Nitin Pujari (name changed), an executive with a multinational company located in a Global Business Park, pays Rs 3,500 per month for parking his car inside the building. That’s almost 10 per cent of his Rs 40,000 salary. Yet, his acquaintances and business associates who visit him have to pay parking charges of Rs 40 for the first four hours and Rs 100 if they stay any longer.
The situation is no better in DLF Cybercity, Gurgaon’s Mecca of multinational IT companies. Visitors have to pay at least Rs 50 to park for up to four hours here, although the parking lots are all carved out on a dusty ground. Even bikers pay a minimum charge of Rs 15.
Many such parking lots have been created on not only roads and vacant construction sites but also on designated green belts—the very lungs of the city. The situation is no better in malls, where the charges shoot up on weekends from Rs 30 for four hours.
However, the Haryana is still to formulate a policy regarding parking lots. The green belts on both sides of Gurgaon Expressway are encroached upon either by the parking mafia or by companies in the name of maintaining the green areas.
Crores of rupees that could have gone into the government kitty as revenue from parking are collected daily by the mafia from powerless visitors, who have no forum to take up their case.
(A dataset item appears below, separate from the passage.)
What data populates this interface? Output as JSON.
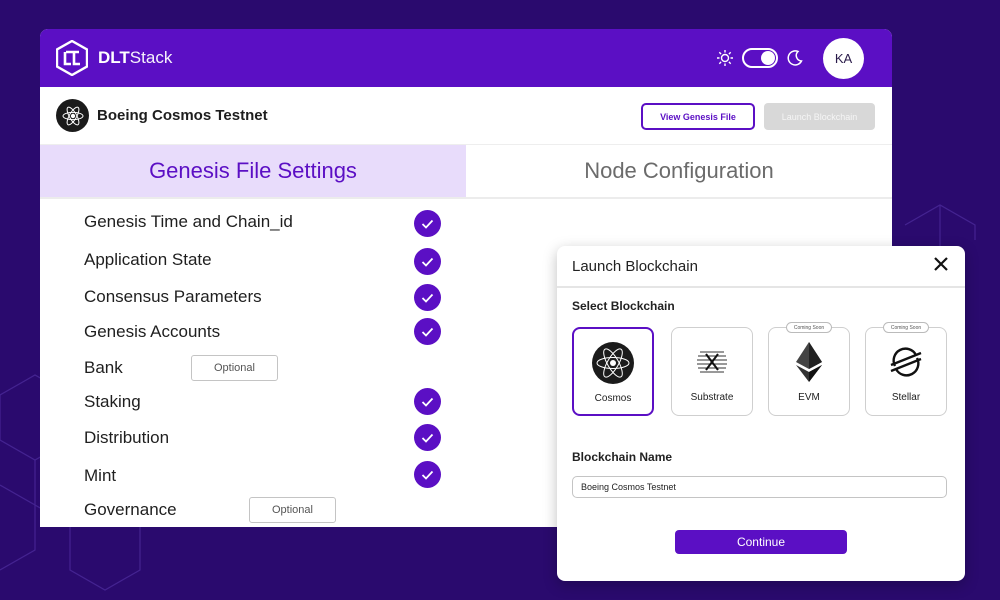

A drive along the Expressway shows thousands of cars parked all along it.
Multi-level parking in this Millennium City is nowhere to be seen and first multi-level parking facility Haryana Urban Development Authority (HUDA) has proposed in Sector 43 is unlikely to come up before 2010. Ironically, HUDA has devised the parking fee structure for the operator in such a way that motorists would have to pay Rs 10 for the first two hours in peak time and the same amount for four hours in non-peak hours. The monthly charges would be Rs 1000 and Rs 600 respectively.
“Nine percent of my salary goes towards parking every month. This is in addition to the fuel expense of Rs 2,000. I do not understand why the administration does not exercise any check on parking rates,” said Pujari.
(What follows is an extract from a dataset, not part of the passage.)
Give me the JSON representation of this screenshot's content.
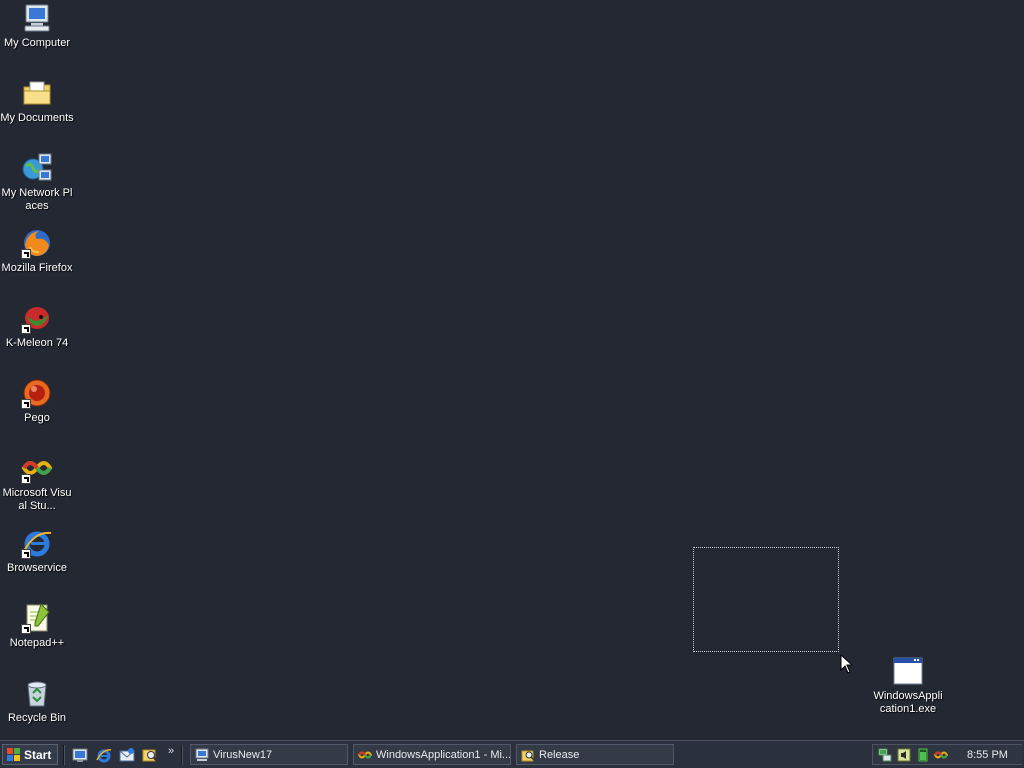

Anil Malhotra, a businessman from Delhi who regularly visits Gurgaon, complained that the city was in the grip of a parking mafia and the government had turned a blind eye to it. He said, “Wherever I go to Gurgaon for work, I find that the parking mafia charges motorists Rs 40 to Rs 50 for a single entry of four hours, which is too much.”
Defending their high parking charges, the mall authorities said that it was a deliberate move as they wanted to discourage idlers and window-shoppers from coming in. “Some of the visitors would earlier use malls as parking lots. Though we have outsourced parking management to a company, we have control on their fee. We have introduced a progressive parking fee structure, which means that the user has to pay for the time he parks his vehicle inside the mall,” said Baljit Singh, Vice-president, MGF Malls.
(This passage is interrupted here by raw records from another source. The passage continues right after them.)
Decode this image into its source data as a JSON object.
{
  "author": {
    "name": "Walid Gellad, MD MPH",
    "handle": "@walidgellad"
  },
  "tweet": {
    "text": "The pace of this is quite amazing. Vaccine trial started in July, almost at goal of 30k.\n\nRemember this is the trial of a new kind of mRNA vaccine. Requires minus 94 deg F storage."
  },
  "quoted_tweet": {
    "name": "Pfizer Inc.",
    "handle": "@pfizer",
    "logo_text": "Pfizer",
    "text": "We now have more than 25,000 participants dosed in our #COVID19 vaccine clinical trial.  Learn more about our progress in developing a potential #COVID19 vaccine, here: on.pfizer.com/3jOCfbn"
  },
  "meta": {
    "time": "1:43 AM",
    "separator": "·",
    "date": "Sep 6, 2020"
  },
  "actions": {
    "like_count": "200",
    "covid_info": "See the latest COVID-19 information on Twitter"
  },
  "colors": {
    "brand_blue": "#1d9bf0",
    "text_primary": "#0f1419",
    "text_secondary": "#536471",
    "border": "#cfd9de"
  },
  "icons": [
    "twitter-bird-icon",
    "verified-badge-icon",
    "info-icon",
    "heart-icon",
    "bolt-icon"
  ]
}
When asked about her take on the problem, Gurgaon Deputy Commissioner Deepti Umashankar said that she was not aware of any parking policy or the parking mafia. Municipal Corporation of Gurgaon Commissioner Rajiv Sharma maintained that there was no policy in place for setting a limit on parking fee.
“We have the authority to regulate the parking fee only in the parking lots that we lease out in open auctions,” he said.